Malheureusement, le Mali est depuis mars 1991 en phase transitoire d’une dictature (ayant conduit à un état social aristocratique hybride) vers un état social démocratique qui est très loin d’être atteint. Donc, par voie de conséquence, l’idéologie pro Etat ne se soldera que par des déconvenues cuisantes. Comme celles que les Maliens sont en train de vivre à l’heure actuelle.
Dans un pays ayant un état social transitoire comme le Mali, je pense que l’idéologie pro Marché semble être la meilleure. Cette idéologie est neutre quant à son lien – intrinsèquement parlant- avec l’état social dans lequel elle est mise en œuvre. Pour le dire autrement, cette idéologie s’appuyant sur les incitations et la recherche du profit n’a point besoin d’une peur quelconque de l’Autorité (Etat) pour faire valoir son plein effet. En d’autres termes, elle peut être considérée comme “la bombe nucléaire” contre la corruption des dirigeants. Et la prise en compte de la moralité du dirigeant devient un facteur secondaire. Conformément à son objectif, la soumission de la société Energie du Mali (EDM) à une telle idéologie économique permettra d’attirer les investissements (financiers et physiques) nécessaires à la mise en route de cette société. Ce qui va permettre indiscutablement d’avoir une fourniture d’électricité de qualité et en quantité suffisante.

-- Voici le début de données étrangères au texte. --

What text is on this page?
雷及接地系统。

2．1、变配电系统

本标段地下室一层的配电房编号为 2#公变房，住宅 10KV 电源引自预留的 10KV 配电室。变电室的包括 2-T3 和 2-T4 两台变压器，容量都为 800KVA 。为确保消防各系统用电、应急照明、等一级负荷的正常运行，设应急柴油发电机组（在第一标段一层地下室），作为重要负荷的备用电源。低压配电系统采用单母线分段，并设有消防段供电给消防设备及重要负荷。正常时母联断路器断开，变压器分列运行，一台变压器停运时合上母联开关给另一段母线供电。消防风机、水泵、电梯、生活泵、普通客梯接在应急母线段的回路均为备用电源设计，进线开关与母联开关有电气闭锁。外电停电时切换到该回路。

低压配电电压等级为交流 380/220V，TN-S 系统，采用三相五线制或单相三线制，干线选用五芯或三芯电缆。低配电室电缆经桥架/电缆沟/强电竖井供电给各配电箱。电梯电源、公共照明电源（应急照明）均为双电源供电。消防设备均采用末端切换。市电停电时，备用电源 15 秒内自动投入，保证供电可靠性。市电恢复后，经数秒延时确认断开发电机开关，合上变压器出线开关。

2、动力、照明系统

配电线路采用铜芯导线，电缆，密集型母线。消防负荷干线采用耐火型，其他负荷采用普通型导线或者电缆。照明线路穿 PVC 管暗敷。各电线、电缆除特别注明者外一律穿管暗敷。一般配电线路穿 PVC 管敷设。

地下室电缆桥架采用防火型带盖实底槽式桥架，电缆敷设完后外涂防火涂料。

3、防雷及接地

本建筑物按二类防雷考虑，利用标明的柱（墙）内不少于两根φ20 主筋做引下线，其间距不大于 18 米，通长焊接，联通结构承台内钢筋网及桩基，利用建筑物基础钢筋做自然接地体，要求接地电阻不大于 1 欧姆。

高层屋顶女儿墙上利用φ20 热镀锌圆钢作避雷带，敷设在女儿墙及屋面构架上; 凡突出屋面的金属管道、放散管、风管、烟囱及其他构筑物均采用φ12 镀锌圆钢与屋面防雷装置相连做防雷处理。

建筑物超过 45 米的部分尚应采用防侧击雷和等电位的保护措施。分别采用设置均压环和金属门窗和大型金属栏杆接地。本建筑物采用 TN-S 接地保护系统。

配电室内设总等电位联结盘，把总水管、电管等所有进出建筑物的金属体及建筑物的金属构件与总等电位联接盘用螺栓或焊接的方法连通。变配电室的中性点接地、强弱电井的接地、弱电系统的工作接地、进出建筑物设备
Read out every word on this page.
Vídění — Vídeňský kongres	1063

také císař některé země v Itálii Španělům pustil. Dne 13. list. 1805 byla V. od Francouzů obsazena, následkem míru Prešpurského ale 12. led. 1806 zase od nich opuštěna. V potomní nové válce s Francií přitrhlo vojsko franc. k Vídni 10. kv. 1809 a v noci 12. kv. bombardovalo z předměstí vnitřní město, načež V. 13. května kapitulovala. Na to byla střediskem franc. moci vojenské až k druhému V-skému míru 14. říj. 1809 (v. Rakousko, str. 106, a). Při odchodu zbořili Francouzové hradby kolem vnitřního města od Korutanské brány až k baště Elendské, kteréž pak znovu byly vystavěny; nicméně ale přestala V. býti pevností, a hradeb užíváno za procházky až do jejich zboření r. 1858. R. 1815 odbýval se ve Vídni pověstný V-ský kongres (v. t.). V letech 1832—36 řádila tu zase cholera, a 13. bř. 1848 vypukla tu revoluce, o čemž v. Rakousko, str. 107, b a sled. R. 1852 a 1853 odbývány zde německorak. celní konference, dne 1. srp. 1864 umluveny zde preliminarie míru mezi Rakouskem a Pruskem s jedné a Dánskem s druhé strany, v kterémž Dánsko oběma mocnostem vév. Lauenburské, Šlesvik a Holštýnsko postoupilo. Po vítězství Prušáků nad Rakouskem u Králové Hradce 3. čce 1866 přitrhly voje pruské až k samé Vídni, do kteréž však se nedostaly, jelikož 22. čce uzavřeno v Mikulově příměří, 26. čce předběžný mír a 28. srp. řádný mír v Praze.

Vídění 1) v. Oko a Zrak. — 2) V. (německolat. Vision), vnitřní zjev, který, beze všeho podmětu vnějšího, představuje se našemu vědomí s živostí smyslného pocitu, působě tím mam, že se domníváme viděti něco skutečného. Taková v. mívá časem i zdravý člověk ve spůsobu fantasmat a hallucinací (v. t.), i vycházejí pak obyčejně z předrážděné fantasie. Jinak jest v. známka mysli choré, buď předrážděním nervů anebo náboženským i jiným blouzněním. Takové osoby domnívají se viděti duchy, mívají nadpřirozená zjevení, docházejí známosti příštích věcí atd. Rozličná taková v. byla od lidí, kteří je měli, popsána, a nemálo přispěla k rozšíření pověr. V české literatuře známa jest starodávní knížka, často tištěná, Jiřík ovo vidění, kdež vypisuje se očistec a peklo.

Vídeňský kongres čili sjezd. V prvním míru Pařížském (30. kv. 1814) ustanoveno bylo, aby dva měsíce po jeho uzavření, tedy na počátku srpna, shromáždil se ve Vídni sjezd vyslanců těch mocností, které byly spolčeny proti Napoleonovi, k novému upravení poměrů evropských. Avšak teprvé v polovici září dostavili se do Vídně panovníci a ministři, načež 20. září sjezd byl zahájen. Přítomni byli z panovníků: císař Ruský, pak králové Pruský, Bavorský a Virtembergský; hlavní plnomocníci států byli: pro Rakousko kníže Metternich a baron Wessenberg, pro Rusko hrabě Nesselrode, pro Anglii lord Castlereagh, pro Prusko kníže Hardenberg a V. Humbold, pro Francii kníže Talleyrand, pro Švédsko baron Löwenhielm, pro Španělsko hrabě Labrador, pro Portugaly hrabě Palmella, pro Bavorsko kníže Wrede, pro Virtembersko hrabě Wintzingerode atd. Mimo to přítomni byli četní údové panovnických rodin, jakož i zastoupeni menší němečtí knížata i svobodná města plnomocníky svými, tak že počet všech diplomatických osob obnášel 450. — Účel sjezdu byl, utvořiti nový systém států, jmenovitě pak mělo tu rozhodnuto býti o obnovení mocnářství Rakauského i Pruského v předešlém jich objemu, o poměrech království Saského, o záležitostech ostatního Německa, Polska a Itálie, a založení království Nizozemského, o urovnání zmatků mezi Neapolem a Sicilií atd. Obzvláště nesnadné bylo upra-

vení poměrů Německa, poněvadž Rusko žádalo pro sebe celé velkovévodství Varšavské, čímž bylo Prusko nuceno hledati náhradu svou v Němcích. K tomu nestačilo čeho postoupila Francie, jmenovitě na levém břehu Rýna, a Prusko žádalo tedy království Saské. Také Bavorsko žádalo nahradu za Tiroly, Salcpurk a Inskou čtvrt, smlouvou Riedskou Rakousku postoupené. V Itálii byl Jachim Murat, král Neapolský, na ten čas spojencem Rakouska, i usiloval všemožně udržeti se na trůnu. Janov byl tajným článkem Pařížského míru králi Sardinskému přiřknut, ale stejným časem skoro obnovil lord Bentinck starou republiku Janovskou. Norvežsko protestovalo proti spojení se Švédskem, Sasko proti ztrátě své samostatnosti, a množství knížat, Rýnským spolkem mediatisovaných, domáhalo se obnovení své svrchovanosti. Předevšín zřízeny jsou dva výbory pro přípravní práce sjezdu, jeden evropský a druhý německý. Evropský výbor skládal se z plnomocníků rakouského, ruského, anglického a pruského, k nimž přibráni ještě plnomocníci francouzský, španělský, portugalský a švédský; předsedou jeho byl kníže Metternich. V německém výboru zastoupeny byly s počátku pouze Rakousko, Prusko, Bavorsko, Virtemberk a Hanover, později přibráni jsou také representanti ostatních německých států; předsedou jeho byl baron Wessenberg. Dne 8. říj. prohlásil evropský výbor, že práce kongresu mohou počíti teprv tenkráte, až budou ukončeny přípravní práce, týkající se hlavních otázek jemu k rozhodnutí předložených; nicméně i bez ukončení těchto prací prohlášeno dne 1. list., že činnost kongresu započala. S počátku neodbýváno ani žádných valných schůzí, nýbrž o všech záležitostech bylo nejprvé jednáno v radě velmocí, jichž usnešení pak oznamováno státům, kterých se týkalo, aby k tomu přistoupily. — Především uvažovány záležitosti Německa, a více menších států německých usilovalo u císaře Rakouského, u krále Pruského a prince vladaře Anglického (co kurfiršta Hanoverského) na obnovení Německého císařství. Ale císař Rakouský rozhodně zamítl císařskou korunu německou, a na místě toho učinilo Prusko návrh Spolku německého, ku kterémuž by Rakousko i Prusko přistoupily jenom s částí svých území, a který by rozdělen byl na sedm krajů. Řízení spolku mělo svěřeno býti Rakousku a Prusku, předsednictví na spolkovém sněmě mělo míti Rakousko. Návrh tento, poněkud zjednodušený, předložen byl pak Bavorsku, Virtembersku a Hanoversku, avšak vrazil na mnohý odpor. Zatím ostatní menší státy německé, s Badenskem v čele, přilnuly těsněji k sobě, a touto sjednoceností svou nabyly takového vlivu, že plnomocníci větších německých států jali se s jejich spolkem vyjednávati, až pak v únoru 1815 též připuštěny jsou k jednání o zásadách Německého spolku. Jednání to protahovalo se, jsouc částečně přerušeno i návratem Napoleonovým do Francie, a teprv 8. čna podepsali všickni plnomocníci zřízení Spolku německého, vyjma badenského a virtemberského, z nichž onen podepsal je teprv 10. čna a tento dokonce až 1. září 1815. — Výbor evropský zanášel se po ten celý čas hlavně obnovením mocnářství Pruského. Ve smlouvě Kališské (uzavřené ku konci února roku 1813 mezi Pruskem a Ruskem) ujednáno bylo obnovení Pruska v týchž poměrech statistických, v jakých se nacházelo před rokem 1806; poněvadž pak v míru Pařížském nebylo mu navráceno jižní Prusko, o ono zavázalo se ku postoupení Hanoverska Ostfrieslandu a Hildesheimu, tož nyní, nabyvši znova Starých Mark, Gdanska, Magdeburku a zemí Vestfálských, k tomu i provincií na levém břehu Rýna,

Dans une perspective du basculement de l’EDM vers l’idéologie de l’efficacité productive, ce que je souhaite de tous mes vœux, le principe de la concurrence doit prévaloir à tous les étages. Ce qui m’amène à soutenir une fragmentation importante des trois segments concourant à la production de l’électricité au Mali tant que faire se peut. La mise en œuvre d’un tel paradigme doit conduire à ouvrir grandement à la concurrence le segment de la distribution. Tandis que les segments de la production et du transport doivent être confiés à deux sociétés distinctes formant chacune sur son segment un monopole naturel (présence potentielle des économies d’échelle). Dans ce nouvel environnement ainsi dessiné, l’Etat doit jouer à fond son rôle d’arbitre en érigeant une autorité de régulation indépendante de toutes les parties impliquées dans la fourniture du service.
Que deviendra dans cette nouvelle configuration l’objectif de justice sociale pouvant toujours être défendue par l’Etat ?
Si l’Etat jugerait que le niveau des tarifaires établis via le marché est socialement injuste, il peut user des moyens habituels (les subventions, les mesures de tarification visant les coûts de production et autres mesures de régulation hors prix telles que la discrimination tarifaire) dont il dispose pour établir le niveau de justice sociale qu’il souhaiterait.
L’EDM dans sa forme actuelle – un monopole étatique – pose avec acuité le problème de sa “propriété”. L’EDM est victime de cette forme de “propriété” car une chose qui appartient à tout le monde n’appartient à personne. C’est pour cela que cette structure doit appartenir à quelqu’un pour qu’elle puisse fonctionner “normalement” pour le bonheur des Maliens. Et l’exemple de la SOTELMA qui est devenue Malitel (après Moov Africa) est une belle réussite de transformation d’un secteur souverain moribond en une machine à sou offrant à ses clients (ménages, entreprises et administrations publiques) des services en quantité, de qualité et de surcroit à des tarifs concurrentiels.